China's Next Super Brain
Eigentlich sollte Nora Bossong, die junge Autorin von Webers Protokoll, die für drei Wochen zu Gast an der Uni ist, heute mit auf den Ausflug zum Sun Yat-sen-Mausoleum und dem benachbarten Ming-Grab. Aber ich halte am Treffpunkt vergeblich Ausschau nach ihr. Der Ausflug ist nichts Neues für mich. Die Uni stiftet mal wieder einen Bus und einen Reiseführer und den Eintritt für die Touristen-Hochburgen müssen wir, die ausländischen Lehrkräfte auch nicht entrichten.
Ich muss schmunzeln, als der Reiseführer im Bus das Wetter in Nanjing erklärt und sagt, dass dieser Sommer nicht so heiß ausgefallen sei wie normalerweise. „I don't know why“, sagt er. Er kann nicht ahnen, dass in der internationalen Gemeinde im Juni das gemeinschaftliche Gebet für einen kühlen Sommer ausgerufen wurde („God will give us a cool summer, this year!“) und auch nicht, dass ich mich damals bei dem Gedanken ertappte: „Ja, ja, kühler Sommer, träum weiter, Bruder...“ Zwei Dinge sind aber doch neu heute: Ich stoße diesmal wirklich bis zur Grabstätte des legendären ersten Ming-Kaisers Hong Wu vor, der als Anführer eines Bauernaufstands die Yuan-Dynastie (Mongolen) ablöste, Nanjing zur Hauptstadt Chinas machte und die Epoche der langlebigen Ming-Dynastie (1368-1644) begründete. In Nanjing wollte er auch begraben sein und ließ sich hier daher sein Grab schaufeln, mehr als 15 Jahre vor seinem Tod im Jahre 1398.

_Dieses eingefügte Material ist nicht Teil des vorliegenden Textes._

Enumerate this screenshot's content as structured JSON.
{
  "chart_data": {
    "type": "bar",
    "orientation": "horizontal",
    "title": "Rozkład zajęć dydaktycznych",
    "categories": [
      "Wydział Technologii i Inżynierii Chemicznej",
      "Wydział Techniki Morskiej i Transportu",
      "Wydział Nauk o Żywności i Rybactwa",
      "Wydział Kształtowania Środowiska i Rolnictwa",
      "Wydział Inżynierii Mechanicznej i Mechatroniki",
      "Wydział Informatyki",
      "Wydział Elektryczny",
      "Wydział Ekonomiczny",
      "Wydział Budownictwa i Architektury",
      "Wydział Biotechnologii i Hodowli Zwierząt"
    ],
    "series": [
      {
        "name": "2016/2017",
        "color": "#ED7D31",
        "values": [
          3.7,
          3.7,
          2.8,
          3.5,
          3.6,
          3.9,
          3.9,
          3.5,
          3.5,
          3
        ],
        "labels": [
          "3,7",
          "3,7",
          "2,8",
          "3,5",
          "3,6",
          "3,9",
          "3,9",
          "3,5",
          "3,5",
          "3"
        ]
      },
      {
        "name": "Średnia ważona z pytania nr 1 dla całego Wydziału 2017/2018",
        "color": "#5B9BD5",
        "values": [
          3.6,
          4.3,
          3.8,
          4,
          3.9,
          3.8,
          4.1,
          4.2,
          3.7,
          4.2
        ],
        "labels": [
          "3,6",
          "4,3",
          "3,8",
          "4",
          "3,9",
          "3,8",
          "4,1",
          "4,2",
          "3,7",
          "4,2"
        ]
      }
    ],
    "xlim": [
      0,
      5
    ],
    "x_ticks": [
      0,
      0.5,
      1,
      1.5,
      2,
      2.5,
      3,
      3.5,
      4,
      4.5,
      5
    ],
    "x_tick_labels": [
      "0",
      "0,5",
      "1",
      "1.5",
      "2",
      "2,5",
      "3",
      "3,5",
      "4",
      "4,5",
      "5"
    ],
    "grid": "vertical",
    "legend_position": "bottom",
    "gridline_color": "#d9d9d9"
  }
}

Im April, bei meinem letzten Besuch hier, stand ich noch vor einer Baustelle. Neu sind auch die meisten Teilnehmer an diesem Ausflug: Ich lerne den Amerikaner Trevor und drei Franzosen kennen. Trevor scheint irgendwie auch christlich beschlagen zu sein. Sein Vater war Theologie-Lehrer oder so was. Das war sicher noch nicht mein letztes Gespräch mit ihm. Am meisten anfangen kann ich mit Alain Dautricourt, der auch schon um die halbe Welt gekommen ist und zuletzt in Kanada und den USA als Französisch-Lehrer beschäftigt war. Von den beiden anderen Franzosen kommt nur einer zu Wort, der zu der Kategorie Menschen gehört, die es nicht ertragen, wenn sie länger als eine Minute aus einem Gespräch ausgeklinkt sind. Er gibt sich als nicht praktizierender Buddhist zu erkennen und hat auch ein paar Verschwörungstheorien auf Lager, von denen ich aber nicht viel verstanden habe, weil ich mich zwischenzeitlich auch ausgeklinkt habe, gedanklich.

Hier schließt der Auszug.